More likely, perhaps, ministers have been dithering, reviewing candidates from within the Treasury and, possibly, outside it. Neither Mr Brown nor Mr Darling are known for their impulsiveness and, as with Mr King's reappointment earlier this year, they seem to be taking an unconscionable time. One Treasury aide said this week that "the idea of having a balanced team where there is someone with good City experience makes some sense". Mr Bean doesn't easily fit that description.

The situation has also been complicated by the fact that there are two deputy governorships, and the battle for the deputy governorship for monetary policy has also become a proxy for the battle for the deputy governorship with responsibility for financial stability. That position is not actually vacant. The incumbent is Sir John Gieve, a career civil servant with much Treasury experience. Sir John's has become a difficult tenure, as, to borrow another presidential catchphrase, he is where the buck stopped in the Northern Rock affair. Sir John's almost pitiful appearance before an aggressive Treasury Select Committee testified to that. However, Sir John shows no signs of resigning and he enjoys security of tenure as of statutory right until the end of 2010.

But Sir John has also fallen foul of the Shadow Chancellor, George Osborne. Mr Osborne is so keen to be shot of Sir John that he has suggested that Sir John be swapped to the monetary policy side, and replaced by a new deputy, probably parachuted in from the City. That is of a piece with the Conservative view that the role of the Bank of England in banking supervision needs to be basically restored, going further than the Government, the Financial Services Authority and the Bank itself did in their "tripartite" consultation paper, due to be followed up with a more definitive one later this month.

In a cheeky letter to Mr Darling, Mr Osborne called for someone "with significant experience of financial markets inside or outside the Bank" to replace Sir John. "At this time of turbulence in financial markets, and given the weaknesses that have now been exposed in the tripartite structure, I believe it is critical that we have someone with a real understanding of the City in this important job," Mr Osborne wrote.
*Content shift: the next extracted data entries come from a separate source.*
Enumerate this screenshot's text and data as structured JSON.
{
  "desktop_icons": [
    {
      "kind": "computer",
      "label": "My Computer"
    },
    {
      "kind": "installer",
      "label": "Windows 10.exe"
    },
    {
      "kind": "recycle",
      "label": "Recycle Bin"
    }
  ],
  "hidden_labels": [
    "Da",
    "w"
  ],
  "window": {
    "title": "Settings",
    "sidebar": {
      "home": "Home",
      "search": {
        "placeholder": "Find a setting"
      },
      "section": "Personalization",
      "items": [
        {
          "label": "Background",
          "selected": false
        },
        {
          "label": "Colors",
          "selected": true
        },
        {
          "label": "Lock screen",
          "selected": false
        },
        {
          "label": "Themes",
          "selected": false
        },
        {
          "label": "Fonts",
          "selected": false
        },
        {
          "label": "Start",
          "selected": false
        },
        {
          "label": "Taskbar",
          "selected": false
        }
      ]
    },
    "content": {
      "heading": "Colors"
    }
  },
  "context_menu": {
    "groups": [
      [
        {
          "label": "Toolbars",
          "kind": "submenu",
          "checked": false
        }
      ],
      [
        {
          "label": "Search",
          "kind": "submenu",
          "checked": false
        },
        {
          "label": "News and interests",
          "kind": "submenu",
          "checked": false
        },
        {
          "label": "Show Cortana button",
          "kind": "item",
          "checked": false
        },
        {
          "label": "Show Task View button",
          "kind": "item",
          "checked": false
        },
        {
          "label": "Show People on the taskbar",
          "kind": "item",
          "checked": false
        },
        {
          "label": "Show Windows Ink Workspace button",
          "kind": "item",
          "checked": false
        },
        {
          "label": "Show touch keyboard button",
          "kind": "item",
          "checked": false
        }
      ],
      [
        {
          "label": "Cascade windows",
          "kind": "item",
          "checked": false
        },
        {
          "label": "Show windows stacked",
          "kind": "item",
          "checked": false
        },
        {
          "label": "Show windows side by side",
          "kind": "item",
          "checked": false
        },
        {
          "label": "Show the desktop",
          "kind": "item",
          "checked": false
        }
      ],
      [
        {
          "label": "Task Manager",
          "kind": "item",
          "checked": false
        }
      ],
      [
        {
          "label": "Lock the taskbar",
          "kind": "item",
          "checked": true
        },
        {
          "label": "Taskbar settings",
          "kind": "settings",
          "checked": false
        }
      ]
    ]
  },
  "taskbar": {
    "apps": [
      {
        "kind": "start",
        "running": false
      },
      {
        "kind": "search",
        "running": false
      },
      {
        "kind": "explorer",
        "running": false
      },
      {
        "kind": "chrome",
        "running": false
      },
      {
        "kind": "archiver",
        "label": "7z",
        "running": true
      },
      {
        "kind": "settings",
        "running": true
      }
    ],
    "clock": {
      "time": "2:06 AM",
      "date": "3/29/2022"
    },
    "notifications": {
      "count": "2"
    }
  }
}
That, however, may be tricky. The Government has announced the appointment of individuals as either "Deputy Governor (Monetary Policy)" or "Deputy Governor (Financial Stability.)" Removing a governor or deputy governor is probably beyond the reach of the Shadow Chancellor. The 1998 Bank of England Act says the Bank, with the consent of the Chancellor, may remove a person from office if it is satisfied that he has been absent from meetings of the Court for more than three months without its consent; or that he has become bankrupt; or that he is unable or unfit to discharge his functions as a member. The legislation isn't clear on whether a reshuffle of deputies is covered by those criteria.

Recently, another possibility has arisen. The latest notion is that the Bank's guru on financial markets, Paul Tucker, either be made Deputy Governor for Financial Stability, with Sir John making way, or that he be made Deputy Governor for Monetary Policy, strengthening the markets expertise in the Bank's ruling troika. Mr Tucker, a member of the Monetary Policy Committee since 2002, is the Executive Director for Markets, at the sharp end of the credit crisis. Thus he combines markets and monetary experience. But, like most compromise candidates, he would also satisfy no one.
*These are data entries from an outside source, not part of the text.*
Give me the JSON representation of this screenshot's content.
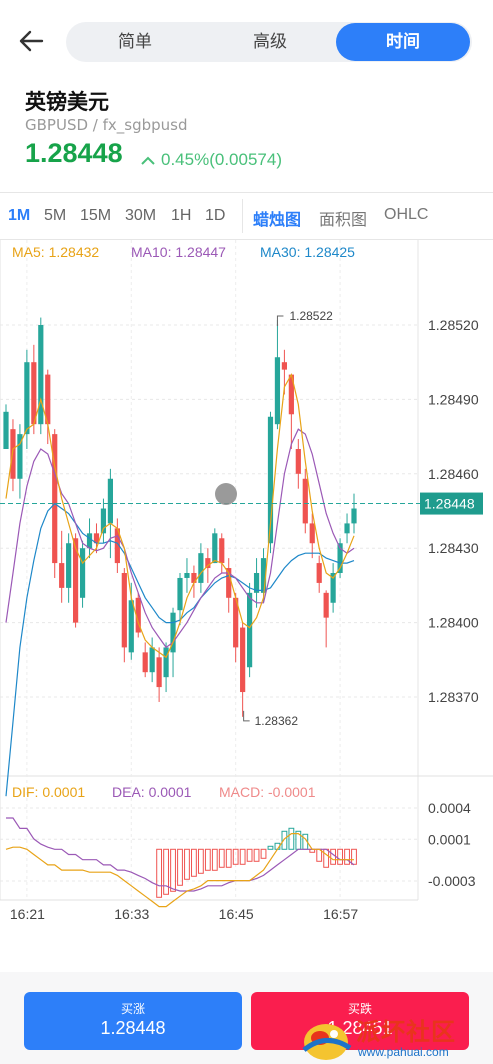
{
  "header": {
    "tabs": [
      {
        "label": "简单",
        "active": false
      },
      {
        "label": "高级",
        "active": false
      },
      {
        "label": "时间",
        "active": true
      }
    ]
  },
  "instrument": {
    "name": "英镑美元",
    "symbol": "GBPUSD / fx_sgbpusd",
    "price": "1.28448",
    "change": "0.45%(0.00574)"
  },
  "toolbar": {
    "timeframes": [
      "1M",
      "5M",
      "15M",
      "30M",
      "1H",
      "1D"
    ],
    "active_timeframe": "1M",
    "chart_types": [
      "蜡烛图",
      "面积图",
      "OHLC"
    ],
    "active_chart_type": "蜡烛图"
  },
  "indicators": {
    "ma5": "MA5: 1.28432",
    "ma10": "MA10: 1.28447",
    "ma30": "MA30: 1.28425",
    "dif": "DIF: 0.0001",
    "dea": "DEA: 0.0001",
    "macd": "MACD: -0.0001"
  },
  "chart_data": {
    "type": "candlestick",
    "price_ticks": [
      1.2852,
      1.2849,
      1.2846,
      1.2843,
      1.284,
      1.2837
    ],
    "price_tick_labels": [
      "1.28520",
      "1.28490",
      "1.28460",
      "1.28430",
      "1.28400",
      "1.28370"
    ],
    "current_price_label": "1.28448",
    "current_price": 1.28448,
    "max_label": "1.28522",
    "min_label": "1.28362",
    "max_value": 1.28522,
    "min_value": 1.28362,
    "macd_tick_labels": [
      "0.0004",
      "0.0001",
      "-0.0003"
    ],
    "macd_ticks": [
      0.0004,
      0.0001,
      -0.0003
    ],
    "time_labels": [
      "16:21",
      "16:33",
      "16:45",
      "16:57"
    ],
    "candles": [
      [
        1.2847,
        1.28485,
        1.28478,
        1.28488
      ],
      [
        1.28478,
        1.28458,
        1.28453,
        1.28482
      ],
      [
        1.28458,
        1.28476,
        1.2845,
        1.2848
      ],
      [
        1.28476,
        1.28505,
        1.2847,
        1.2851
      ],
      [
        1.28505,
        1.2848,
        1.28476,
        1.28512
      ],
      [
        1.2848,
        1.2852,
        1.28476,
        1.28523
      ],
      [
        1.285,
        1.2848,
        1.28472,
        1.28502
      ],
      [
        1.28476,
        1.28424,
        1.28418,
        1.28478
      ],
      [
        1.28424,
        1.28414,
        1.28408,
        1.28437
      ],
      [
        1.28414,
        1.28432,
        1.28408,
        1.28436
      ],
      [
        1.28434,
        1.284,
        1.28398,
        1.28436
      ],
      [
        1.2841,
        1.2843,
        1.28406,
        1.28433
      ],
      [
        1.2843,
        1.28436,
        1.28426,
        1.28442
      ],
      [
        1.28436,
        1.28432,
        1.28428,
        1.2844
      ],
      [
        1.28436,
        1.28446,
        1.28432,
        1.2845
      ],
      [
        1.2844,
        1.28458,
        1.28426,
        1.28462
      ],
      [
        1.28438,
        1.28424,
        1.2842,
        1.28442
      ],
      [
        1.2842,
        1.2839,
        1.28384,
        1.28422
      ],
      [
        1.28388,
        1.28409,
        1.28385,
        1.28416
      ],
      [
        1.2841,
        1.28396,
        1.28394,
        1.28412
      ],
      [
        1.28388,
        1.2838,
        1.28378,
        1.28392
      ],
      [
        1.2838,
        1.2839,
        1.28376,
        1.28394
      ],
      [
        1.28386,
        1.28374,
        1.28368,
        1.2839
      ],
      [
        1.28378,
        1.2839,
        1.28372,
        1.28392
      ],
      [
        1.28388,
        1.28404,
        1.28378,
        1.28406
      ],
      [
        1.28405,
        1.28418,
        1.28399,
        1.2842
      ],
      [
        1.28418,
        1.2842,
        1.28412,
        1.28426
      ],
      [
        1.2842,
        1.28416,
        1.2841,
        1.28423
      ],
      [
        1.28416,
        1.28428,
        1.28412,
        1.28432
      ],
      [
        1.28426,
        1.28422,
        1.28416,
        1.2843
      ],
      [
        1.28424,
        1.28436,
        1.28424,
        1.28438
      ],
      [
        1.28434,
        1.28424,
        1.2842,
        1.28436
      ],
      [
        1.28422,
        1.2841,
        1.28404,
        1.28426
      ],
      [
        1.2841,
        1.2839,
        1.28384,
        1.28412
      ],
      [
        1.28398,
        1.28372,
        1.28362,
        1.284
      ],
      [
        1.28382,
        1.28412,
        1.28378,
        1.28416
      ],
      [
        1.28412,
        1.2842,
        1.28406,
        1.28426
      ],
      [
        1.28412,
        1.28426,
        1.28408,
        1.2843
      ],
      [
        1.28432,
        1.28483,
        1.28428,
        1.28485
      ],
      [
        1.2848,
        1.28507,
        1.28478,
        1.28522
      ],
      [
        1.28505,
        1.28502,
        1.28492,
        1.2851
      ],
      [
        1.285,
        1.28484,
        1.2847,
        1.285
      ],
      [
        1.2847,
        1.2846,
        1.28454,
        1.28474
      ],
      [
        1.28458,
        1.2844,
        1.28436,
        1.28462
      ],
      [
        1.2844,
        1.28432,
        1.28426,
        1.28444
      ],
      [
        1.28424,
        1.28416,
        1.28412,
        1.28427
      ],
      [
        1.28412,
        1.28402,
        1.2839,
        1.28413
      ],
      [
        1.28408,
        1.2842,
        1.28404,
        1.28424
      ],
      [
        1.2842,
        1.28432,
        1.28418,
        1.28434
      ],
      [
        1.28436,
        1.2844,
        1.28432,
        1.28444
      ],
      [
        1.2844,
        1.28446,
        1.28436,
        1.28452
      ]
    ],
    "ma5": [
      1.2845,
      1.2847,
      1.28472,
      1.28478,
      1.2848,
      1.2849,
      1.2848,
      1.28463,
      1.2845,
      1.2844,
      1.2843,
      1.28424,
      1.28427,
      1.2843,
      1.28438,
      1.2844,
      1.28438,
      1.2843,
      1.2841,
      1.284,
      1.28393,
      1.2839,
      1.28388,
      1.28386,
      1.28392,
      1.284,
      1.2841,
      1.28416,
      1.2842,
      1.28423,
      1.28425,
      1.28424,
      1.2842,
      1.2841,
      1.284,
      1.28398,
      1.28402,
      1.2841,
      1.2844,
      1.2847,
      1.28495,
      1.285,
      1.28488,
      1.28465,
      1.28445,
      1.2843,
      1.2842,
      1.28418,
      1.28422,
      1.28428,
      1.28435
    ],
    "ma10": [
      1.284,
      1.2842,
      1.2844,
      1.28455,
      1.28465,
      1.2847,
      1.28468,
      1.2846,
      1.28452,
      1.28448,
      1.2844,
      1.28432,
      1.2843,
      1.28429,
      1.2843,
      1.28434,
      1.28435,
      1.2843,
      1.2842,
      1.28412,
      1.28404,
      1.28398,
      1.28394,
      1.2839,
      1.28392,
      1.28396,
      1.284,
      1.28405,
      1.2841,
      1.28414,
      1.28418,
      1.2842,
      1.2842,
      1.28418,
      1.28414,
      1.2841,
      1.28408,
      1.28408,
      1.2842,
      1.2844,
      1.2846,
      1.28472,
      1.28478,
      1.28476,
      1.28468,
      1.28456,
      1.28444,
      1.28436,
      1.2843,
      1.28428,
      1.2843
    ],
    "ma30": [
      1.2833,
      1.2836,
      1.2839,
      1.2841,
      1.28425,
      1.28438,
      1.28445,
      1.28448,
      1.28446,
      1.28444,
      1.2844,
      1.28436,
      1.28434,
      1.28432,
      1.28432,
      1.28433,
      1.28432,
      1.28428,
      1.28422,
      1.28416,
      1.2841,
      1.28406,
      1.28402,
      1.284,
      1.284,
      1.28401,
      1.28404,
      1.28406,
      1.2841,
      1.28413,
      1.28416,
      1.28418,
      1.28419,
      1.28418,
      1.28416,
      1.28414,
      1.28413,
      1.28413,
      1.28414,
      1.28418,
      1.28422,
      1.28425,
      1.28427,
      1.28428,
      1.28428,
      1.28428,
      1.28426,
      1.28425,
      1.28424,
      1.28424,
      1.28425
    ],
    "macd_hist": [
      0,
      0,
      0,
      0,
      0,
      0,
      0,
      0,
      0,
      0,
      0,
      0,
      0,
      0,
      0,
      0,
      0,
      0,
      0,
      0,
      0,
      0,
      -0.0008,
      -0.00075,
      -0.0007,
      -0.0006,
      -0.0005,
      -0.00045,
      -0.0004,
      -0.00035,
      -0.00035,
      -0.0003,
      -0.0003,
      -0.00025,
      -0.00025,
      -0.0002,
      -0.0002,
      -0.00015,
      5e-05,
      0.0001,
      0.0003,
      0.00035,
      0.0003,
      0.00025,
      -5e-05,
      -0.0002,
      -0.0003,
      -0.00025,
      -0.00025,
      -0.00025,
      -0.00025
    ],
    "dif": [
      0.0001,
      0.00012,
      0.00012,
      0.0001,
      5e-05,
      0,
      -5e-05,
      -5e-05,
      -0.0001,
      -0.0001,
      -0.0001,
      -0.0001,
      -0.00012,
      -0.00012,
      -0.00012,
      -0.00012,
      -0.00015,
      -0.0002,
      -0.00025,
      -0.0003,
      -0.00035,
      -0.0004,
      -0.00045,
      -0.00045,
      -0.0004,
      -0.00035,
      -0.0003,
      -0.00028,
      -0.00025,
      -0.0002,
      -0.0002,
      -0.0002,
      -0.0002,
      -0.0002,
      -0.0002,
      -0.0002,
      -0.00015,
      -0.0001,
      0,
      0.0001,
      0.0002,
      0.00025,
      0.00025,
      0.0002,
      0.0001,
      0.0001,
      5e-05,
      0,
      0,
      0,
      0
    ],
    "dea": [
      0.0004,
      0.0004,
      0.0003,
      0.0003,
      0.0002,
      0.00015,
      0.00012,
      0.0001,
      0.0001,
      5e-05,
      5e-05,
      0,
      0,
      0,
      -5e-05,
      -5e-05,
      -0.0001,
      -0.0001,
      -0.00012,
      -0.00015,
      -0.00018,
      -0.00022,
      -0.00025,
      -0.00025,
      -0.00028,
      -0.0003,
      -0.0003,
      -0.0003,
      -0.00028,
      -0.00025,
      -0.00025,
      -0.00025,
      -0.00022,
      -0.0002,
      -0.0002,
      -0.0002,
      -0.00018,
      -0.00015,
      -0.0001,
      -5e-05,
      0,
      5e-05,
      0.0001,
      0.0001,
      0.0001,
      0.0001,
      0.0001,
      5e-05,
      0,
      0,
      -5e-05
    ]
  },
  "colors": {
    "accent": "#2d7ff9",
    "up": "#26a69a",
    "down": "#ef5350",
    "price_green": "#17a34a",
    "ma5": "#e8a317",
    "ma10": "#9b59b6",
    "ma30": "#1e88c9",
    "sell": "#fa1e4e"
  },
  "actions": {
    "buy_label": "买涨",
    "buy_price": "1.28448",
    "sell_label": "买跌",
    "sell_price": "1.28451"
  },
  "watermark": {
    "text": "派坏社区",
    "url": "www.pahuai.com"
  }
}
Some at the Bank profess themselves bewildered about the coverage of the battle for the Bank's bucket, while the Treasury says there is "nothing in it, really". Yet the bucket, in reality a central role in the economic life of the nation, is still lying there, more like Richard III's crown on Bosworth Field than any rusty old spittle-filled pitcher, the power waiting to be seized. Surely that's worth fighting over.